Book Review: The Cloud Pavilion
Laura Joh Rowland has wowed me with another of her stories. I was interested in reading The Cloud Pavilion because of Sana Ichiro, the main character.
I first met him in The Red Chrysanthemum, when he was a powerful detective in the Tokugawa regime. In this book, he has risen to become Chamberlain, a position he shares with his former arch enemy, Yanagisawa.
Following Sano’s exploits was like going on a journey with a friend. Although he’s much more powerful than he was before, he handles his position in the government with humility and grace. His generosity comes to the fore when an estranged relative of his is kidnapped and raped.
The woman is the daughter of his uncle, who turned Sano’s banished mother away when she needed help from the family. The challenge to find the culprit gets dicey when the shogun’s wife is also captured. Sano’s old enemy, Yanagisawa shows his hand then, and at that point, Sano understands how he has been outmanoeuvred.
One of the things that kept me reading was the number of suspects in the crime. All of the men have much to lose and yet are confident because of their alliances, positions, and roles within the society. I have long been fascinated by books set in ancient China and Japan.
The Cloud Pavilion did not disappoint in its rich detail. The reader is taken from well-appointed castles to mean streets on to the countryside, and even to what I will call a dog reserve. At the point in time that the book is written (1701), dogs were protected and the penalty for killing one was death, even if the dog was killed in self-defence.
Another thing I learned which I haven’t come across before, is that a woman who has been raped is considered disgraced. Though it seems like insult added to injury, such a woman is thrown out by her husband and also loses contact with her children.
I found it hard to swallow, but couldn’t help being touched when a twelve-year-old girl was subjected to the same fate. It is painful, not to mention incomprehensible for a child to try to make sense of the fact that she is no longer the apple of her father’s eye, through no fault of her own.
Sano’s wife is another outstanding character. She is not the usual obedient and subservient female, but is out and about with her guards helping her husband do detective work. Their children also provided some interesting moments.
Their son is all about being a detective and he has his father’s intelligence and his mother’s willfulness to get the job done. Again, the cultural aspects came out in their familial relationships.
Children are expected to be obedient and argumentativeness is not condoned, something that is sometimes an alien concept in the western world. These differences do make for a total escape from the world as I know and experience it.
Sano is supported in his role by a set of detectives, one of which provided an interesting sub-plot for this novel. Hirata has achieved almost mystical status as a samurai fighter. He is quite attuned to the world around him and when he is in combat, can anticipate blows before they hit.

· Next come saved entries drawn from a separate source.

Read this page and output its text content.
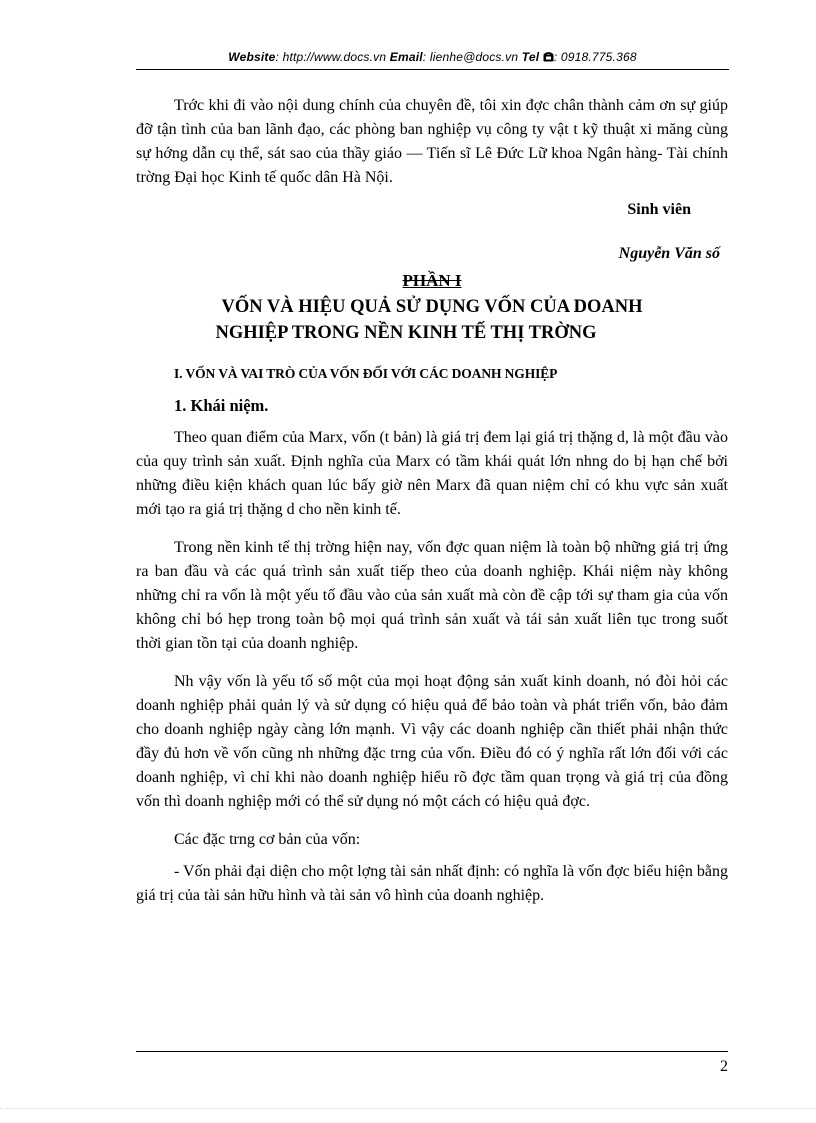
Website: http://www.docs.vn Email: lienhe@docs.vn Tel : 0918.775.368

Trớc khi đi vào nội dung chính của chuyên đề, tôi xin đợc chân thành cảm ơn sự giúp đỡ tận tình của ban lãnh đạo, các phòng ban nghiệp vụ công ty vật t kỹ thuật xi măng cùng sự hớng dẫn cụ thể, sát sao của thầy giáo — Tiến sĩ Lê Đức Lữ khoa Ngân hàng- Tài chính trờng Đại học Kinh tế quốc dân Hà Nội.

Sinh viên
Nguyễn Văn số
PHẦN I
VỐN VÀ HIỆU QUẢ SỬ DỤNG VỐN CỦA DOANH
NGHIỆP TRONG NỀN KINH TẾ THỊ TRỜNG
I. VỐN VÀ VAI TRÒ CỦA VỐN ĐỐI VỚI CÁC DOANH NGHIỆP
1. Khái niệm.

Theo quan điểm của Marx, vốn (t bản) là giá trị đem lại giá trị thặng d, là một đầu vào của quy trình sản xuất. Định nghĩa của Marx có tầm khái quát lớn nhng do bị hạn chế bởi những điều kiện khách quan lúc bấy giờ nên Marx đã quan niệm chỉ có khu vực sản xuất mới tạo ra giá trị thặng d cho nền kinh tế.

Trong nền kinh tế thị trờng hiện nay, vốn đợc quan niệm là toàn bộ những giá trị ứng ra ban đầu và các quá trình sản xuất tiếp theo của doanh nghiệp. Khái niệm này không những chỉ ra vốn là một yếu tố đầu vào của sản xuất mà còn đề cập tới sự tham gia của vốn không chỉ bó hẹp trong toàn bộ mọi quá trình sản xuất và tái sản xuất liên tục trong suốt thời gian tồn tại của doanh nghiệp.

Nh vậy vốn là yếu tố số một của mọi hoạt động sản xuất kinh doanh, nó đòi hỏi các doanh nghiệp phải quản lý và sử dụng có hiệu quả để bảo toàn và phát triển vốn, bảo đảm cho doanh nghiệp ngày càng lớn mạnh. Vì vậy các doanh nghiệp cần thiết phải nhận thức đầy đủ hơn về vốn cũng nh những đặc trng của vốn. Điều đó có ý nghĩa rất lớn đối với các doanh nghiệp, vì chỉ khi nào doanh nghiệp hiểu rõ đợc tầm quan trọng và giá trị của đồng vốn thì doanh nghiệp mới có thể sử dụng nó một cách có hiệu quả đợc.

Các đặc trng cơ bản của vốn:

- Vốn phải đại diện cho một lợng tài sản nhất định: có nghĩa là vốn đợc biểu hiện bằng giá trị của tài sản hữu hình và tài sản vô hình của doanh nghiệp.

2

Because of his reputation, other samurai challenge him, only to be trounced. In this book, he is stalked by an unknown enemy, who he never sees. He senses the man’s presence, knows he is dangerous and that one day they will do battle.
Unfortunately, the stalking leads Hirata to do the unthinkable and he falls out of favour with the shogun. Hirata’s situation is not resolved by the end of the novel, but I expect that his adventure will continue in another of Rowland’s novels.
Based on the outcome of his investigation of the rape crimes, Sano is demoted and is back where he started when I met him in Red Chrysanthemum. Hirata is also disgraced and demoted, but his enemy, Yanagisawa, retains his position as the only Chamberlain in Japan.
Rowland is skilled at demonstrating the intrigue that is part of the lifeblood of the shogun’s kingdom. He is capricious and childlike, frequently threatening to decapitate those who displease him. Alliances are formed and broken at will, betrayals come at the whiff of a better opportunity, and enemies abound.
I cannot help being impressed by the research that has gone into the finished product. The details are woven in seamlessly to form a well-written whole. The characters are multi-layered and well worth the adventure that takes them nearly four hundred pages to complete.
Rowland ensures that fans will continue to read the series by leaving a few loose threads. I’m still not sure exactly what caused the discord in Sano’s family, nor do I know the identity of Hirata’s enemy. Still, I’m certain I’ll find out the answers to those questions in another book. I also have no doubt that Sano will rise again.